A partir da descoberta, a situação se tornou mais clara. Aquela arca trazia tesouros, ambicionados por todos. Os piratas querem de volta, enquanto os faroleiros querem para si. Os faroleiros levam a melhor. Uma vez que os piratas são postos de fora, devidamente aniquilados, cabem aos três sobreviventes decidir o que fazer. Podem ficar com o tesouro. É tema comum dos filmes noir americanos, dos 50. Os bandidos não confiam em bandidos. Mas no filme em questão, não se trata de bandidos comuns. Ainda assim, se a situação for propícia, nada impede de que a tentação seja fator de desvio.

Não seria, este o momento, que as emoções reprimidas explodiriam como fogos de artifício. O jovem Donald é direto: ficar com o tesouro. Enquanto Ducat com rosto moldado pelo sal da maresia, ingressa no mundo de culpa e pecados. A sua personalidade é enriquecedora em ambiguidades. Por isso, a angústia de Ducat mostra a fragilidade humana diante das emoções contraditórias. Ficar com o tesouro trará conforto, ao mesmo tempo que a posse do ilícito gera desconforto espiritual. É o que não sente Donald. Nem mesmo Donald está preocupado com o companheiro. O silêncio de Marshal é muito mais interessante.

Por se tratar de filme que insiste em arrancar a casca mal curada de um machucado, condenamos a atitude, que acabou expondo a quebra de padrões, de um ato de civilidade, quando a violência vem à tona. Condenamos a leviandade de Donald e o drama de Ducat. O próprio Ducat culpa a Donald, que acabou por matar o dono da arca, gerando assim, a situação em que se encontrava.

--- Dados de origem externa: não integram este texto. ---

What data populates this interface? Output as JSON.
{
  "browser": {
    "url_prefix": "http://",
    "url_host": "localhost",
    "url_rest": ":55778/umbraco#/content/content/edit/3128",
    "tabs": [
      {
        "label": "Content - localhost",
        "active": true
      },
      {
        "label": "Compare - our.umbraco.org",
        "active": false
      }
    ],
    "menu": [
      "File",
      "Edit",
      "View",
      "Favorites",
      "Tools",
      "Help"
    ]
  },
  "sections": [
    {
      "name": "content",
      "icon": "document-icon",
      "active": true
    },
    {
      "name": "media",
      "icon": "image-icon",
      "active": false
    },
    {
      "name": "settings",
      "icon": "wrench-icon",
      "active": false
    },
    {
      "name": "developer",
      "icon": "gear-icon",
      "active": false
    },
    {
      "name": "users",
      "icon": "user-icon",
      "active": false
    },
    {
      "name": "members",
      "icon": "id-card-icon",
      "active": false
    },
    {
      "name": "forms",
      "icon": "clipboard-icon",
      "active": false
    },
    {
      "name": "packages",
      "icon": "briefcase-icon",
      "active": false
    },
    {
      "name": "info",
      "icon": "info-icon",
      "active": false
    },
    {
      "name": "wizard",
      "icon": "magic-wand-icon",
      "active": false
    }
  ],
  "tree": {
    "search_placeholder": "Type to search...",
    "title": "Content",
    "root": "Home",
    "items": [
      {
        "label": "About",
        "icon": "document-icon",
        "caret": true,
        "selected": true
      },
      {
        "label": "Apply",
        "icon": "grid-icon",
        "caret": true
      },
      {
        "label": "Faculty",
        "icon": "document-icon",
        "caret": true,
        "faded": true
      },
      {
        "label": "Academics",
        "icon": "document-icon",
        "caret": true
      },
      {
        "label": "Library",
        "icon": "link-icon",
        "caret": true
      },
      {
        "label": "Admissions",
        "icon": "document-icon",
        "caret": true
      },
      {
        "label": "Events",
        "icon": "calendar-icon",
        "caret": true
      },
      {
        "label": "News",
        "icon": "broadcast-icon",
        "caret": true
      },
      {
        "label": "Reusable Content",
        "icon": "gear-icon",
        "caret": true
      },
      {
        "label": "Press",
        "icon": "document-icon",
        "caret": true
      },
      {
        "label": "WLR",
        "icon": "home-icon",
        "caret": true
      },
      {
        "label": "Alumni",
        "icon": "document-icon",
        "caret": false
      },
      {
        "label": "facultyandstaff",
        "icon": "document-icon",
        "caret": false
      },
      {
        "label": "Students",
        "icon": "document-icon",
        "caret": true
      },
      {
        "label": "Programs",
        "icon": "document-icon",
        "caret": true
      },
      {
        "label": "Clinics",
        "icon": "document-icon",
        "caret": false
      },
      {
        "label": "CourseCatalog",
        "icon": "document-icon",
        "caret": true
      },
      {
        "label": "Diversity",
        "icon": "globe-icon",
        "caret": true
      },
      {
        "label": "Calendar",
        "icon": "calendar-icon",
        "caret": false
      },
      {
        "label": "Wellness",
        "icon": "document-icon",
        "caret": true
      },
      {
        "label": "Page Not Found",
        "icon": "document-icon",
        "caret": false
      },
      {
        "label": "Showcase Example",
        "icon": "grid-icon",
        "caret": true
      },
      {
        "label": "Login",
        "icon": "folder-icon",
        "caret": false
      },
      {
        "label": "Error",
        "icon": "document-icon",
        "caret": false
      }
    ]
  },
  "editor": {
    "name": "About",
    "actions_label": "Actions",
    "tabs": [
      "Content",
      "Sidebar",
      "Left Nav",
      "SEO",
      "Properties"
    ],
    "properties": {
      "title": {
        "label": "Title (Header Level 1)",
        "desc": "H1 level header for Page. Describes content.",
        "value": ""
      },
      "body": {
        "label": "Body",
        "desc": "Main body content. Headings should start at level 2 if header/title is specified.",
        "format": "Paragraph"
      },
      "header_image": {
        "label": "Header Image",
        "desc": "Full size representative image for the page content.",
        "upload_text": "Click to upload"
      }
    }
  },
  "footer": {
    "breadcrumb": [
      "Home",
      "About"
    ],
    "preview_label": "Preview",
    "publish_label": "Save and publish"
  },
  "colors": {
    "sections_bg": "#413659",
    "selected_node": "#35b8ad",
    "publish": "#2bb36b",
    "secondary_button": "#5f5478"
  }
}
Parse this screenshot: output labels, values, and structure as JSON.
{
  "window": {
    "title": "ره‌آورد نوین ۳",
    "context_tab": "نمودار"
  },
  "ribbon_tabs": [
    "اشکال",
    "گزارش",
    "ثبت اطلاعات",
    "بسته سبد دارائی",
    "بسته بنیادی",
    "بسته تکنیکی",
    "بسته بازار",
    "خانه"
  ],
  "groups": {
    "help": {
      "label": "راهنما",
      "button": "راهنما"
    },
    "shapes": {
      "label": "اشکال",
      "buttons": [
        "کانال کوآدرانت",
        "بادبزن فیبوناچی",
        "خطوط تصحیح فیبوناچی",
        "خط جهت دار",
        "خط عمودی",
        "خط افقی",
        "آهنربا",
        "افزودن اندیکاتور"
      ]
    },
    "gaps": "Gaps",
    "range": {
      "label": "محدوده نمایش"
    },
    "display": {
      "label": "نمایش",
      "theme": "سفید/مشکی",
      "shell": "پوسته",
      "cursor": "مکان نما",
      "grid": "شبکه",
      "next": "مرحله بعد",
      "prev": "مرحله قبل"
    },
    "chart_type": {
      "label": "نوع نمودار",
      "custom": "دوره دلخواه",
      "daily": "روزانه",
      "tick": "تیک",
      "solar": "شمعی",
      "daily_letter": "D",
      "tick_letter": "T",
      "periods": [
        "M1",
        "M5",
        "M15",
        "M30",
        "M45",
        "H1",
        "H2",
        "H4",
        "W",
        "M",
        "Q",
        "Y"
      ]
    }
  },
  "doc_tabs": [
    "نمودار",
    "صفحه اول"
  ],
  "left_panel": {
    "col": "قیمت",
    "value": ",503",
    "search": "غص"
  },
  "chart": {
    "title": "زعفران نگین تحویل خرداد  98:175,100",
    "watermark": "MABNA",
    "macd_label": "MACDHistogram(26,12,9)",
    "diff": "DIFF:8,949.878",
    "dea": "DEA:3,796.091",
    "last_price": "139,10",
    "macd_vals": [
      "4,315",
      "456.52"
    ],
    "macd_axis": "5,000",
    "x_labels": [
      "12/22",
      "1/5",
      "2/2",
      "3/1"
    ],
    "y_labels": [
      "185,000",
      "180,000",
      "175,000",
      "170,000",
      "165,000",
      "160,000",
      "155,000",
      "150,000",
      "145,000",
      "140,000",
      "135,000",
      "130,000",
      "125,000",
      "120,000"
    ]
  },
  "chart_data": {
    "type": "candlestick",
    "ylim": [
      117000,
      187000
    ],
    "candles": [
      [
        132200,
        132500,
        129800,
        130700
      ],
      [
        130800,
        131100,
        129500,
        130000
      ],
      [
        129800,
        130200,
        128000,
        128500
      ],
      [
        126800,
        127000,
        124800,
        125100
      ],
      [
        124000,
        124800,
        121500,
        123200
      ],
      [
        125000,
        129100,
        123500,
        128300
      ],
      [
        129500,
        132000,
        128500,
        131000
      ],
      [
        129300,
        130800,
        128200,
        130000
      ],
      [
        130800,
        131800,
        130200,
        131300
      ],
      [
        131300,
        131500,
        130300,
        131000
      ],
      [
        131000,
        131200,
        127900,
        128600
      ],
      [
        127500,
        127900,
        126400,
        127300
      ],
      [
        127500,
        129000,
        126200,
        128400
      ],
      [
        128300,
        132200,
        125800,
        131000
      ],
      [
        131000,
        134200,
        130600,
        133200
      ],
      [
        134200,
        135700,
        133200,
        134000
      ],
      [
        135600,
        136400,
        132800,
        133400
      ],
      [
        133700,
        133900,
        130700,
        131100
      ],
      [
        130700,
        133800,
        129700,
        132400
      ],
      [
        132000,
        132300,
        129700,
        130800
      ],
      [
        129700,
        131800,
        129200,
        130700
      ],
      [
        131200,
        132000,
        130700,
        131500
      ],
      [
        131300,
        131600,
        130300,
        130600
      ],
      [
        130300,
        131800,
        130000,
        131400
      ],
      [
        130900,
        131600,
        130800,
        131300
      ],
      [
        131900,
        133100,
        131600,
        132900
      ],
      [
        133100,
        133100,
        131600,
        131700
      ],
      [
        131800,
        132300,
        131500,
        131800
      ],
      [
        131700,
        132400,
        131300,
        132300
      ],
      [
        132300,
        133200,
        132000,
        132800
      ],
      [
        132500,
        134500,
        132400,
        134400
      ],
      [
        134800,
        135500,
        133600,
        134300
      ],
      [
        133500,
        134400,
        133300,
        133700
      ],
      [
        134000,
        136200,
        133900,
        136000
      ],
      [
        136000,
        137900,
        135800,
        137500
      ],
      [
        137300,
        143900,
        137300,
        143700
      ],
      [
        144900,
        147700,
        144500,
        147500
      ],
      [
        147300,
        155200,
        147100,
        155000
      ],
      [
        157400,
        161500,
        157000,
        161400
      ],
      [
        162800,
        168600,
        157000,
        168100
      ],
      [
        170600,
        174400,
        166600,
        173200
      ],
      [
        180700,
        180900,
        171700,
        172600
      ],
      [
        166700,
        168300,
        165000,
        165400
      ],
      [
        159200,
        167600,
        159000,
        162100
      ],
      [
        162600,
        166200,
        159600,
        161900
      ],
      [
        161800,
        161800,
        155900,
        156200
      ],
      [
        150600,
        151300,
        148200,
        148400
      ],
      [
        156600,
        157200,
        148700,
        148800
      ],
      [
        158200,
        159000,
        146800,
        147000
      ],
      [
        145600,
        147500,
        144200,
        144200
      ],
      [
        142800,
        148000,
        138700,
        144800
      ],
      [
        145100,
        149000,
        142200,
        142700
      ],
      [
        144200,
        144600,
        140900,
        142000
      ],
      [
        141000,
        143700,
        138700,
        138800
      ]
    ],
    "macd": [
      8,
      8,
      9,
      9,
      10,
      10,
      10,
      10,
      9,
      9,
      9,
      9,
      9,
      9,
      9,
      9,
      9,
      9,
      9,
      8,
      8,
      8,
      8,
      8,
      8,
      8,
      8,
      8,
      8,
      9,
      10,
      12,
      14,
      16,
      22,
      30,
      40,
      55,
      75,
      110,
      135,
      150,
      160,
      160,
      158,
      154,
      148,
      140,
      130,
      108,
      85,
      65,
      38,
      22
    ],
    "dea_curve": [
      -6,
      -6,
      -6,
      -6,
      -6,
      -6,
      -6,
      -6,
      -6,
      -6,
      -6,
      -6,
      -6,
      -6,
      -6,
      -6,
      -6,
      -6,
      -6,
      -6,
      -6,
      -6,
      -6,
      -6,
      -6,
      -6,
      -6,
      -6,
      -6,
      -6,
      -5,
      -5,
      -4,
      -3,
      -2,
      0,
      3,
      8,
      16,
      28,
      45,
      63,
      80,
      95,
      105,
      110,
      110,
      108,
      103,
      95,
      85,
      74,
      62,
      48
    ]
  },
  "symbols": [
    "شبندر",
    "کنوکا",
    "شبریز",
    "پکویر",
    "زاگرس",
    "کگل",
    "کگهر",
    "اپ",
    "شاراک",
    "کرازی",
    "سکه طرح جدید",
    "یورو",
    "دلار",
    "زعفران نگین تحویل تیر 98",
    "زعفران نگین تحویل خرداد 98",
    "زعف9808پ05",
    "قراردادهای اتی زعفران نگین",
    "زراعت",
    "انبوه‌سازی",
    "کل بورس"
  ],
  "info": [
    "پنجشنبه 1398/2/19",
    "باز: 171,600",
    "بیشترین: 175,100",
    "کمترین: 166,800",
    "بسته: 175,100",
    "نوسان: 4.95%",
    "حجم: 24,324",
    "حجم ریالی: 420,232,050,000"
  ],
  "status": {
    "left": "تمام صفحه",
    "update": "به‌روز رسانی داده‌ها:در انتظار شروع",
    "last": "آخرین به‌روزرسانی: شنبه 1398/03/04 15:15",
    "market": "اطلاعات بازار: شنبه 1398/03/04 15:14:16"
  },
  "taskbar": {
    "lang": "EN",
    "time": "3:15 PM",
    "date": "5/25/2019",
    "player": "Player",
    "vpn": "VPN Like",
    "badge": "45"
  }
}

Esta violência com o outro é menos agressiva do que a violência deles com os seus semelhantes. De minha parte, é apenas uma representação através de uma análise de comportamento, que pode significar muito mais do que estas linhas conseguem dizer. Os filmes de ilha remetem a um imaginário de mistério, de um imprevisto, servindo de cenário estético de uma representação das mais profundas salas da alma humana.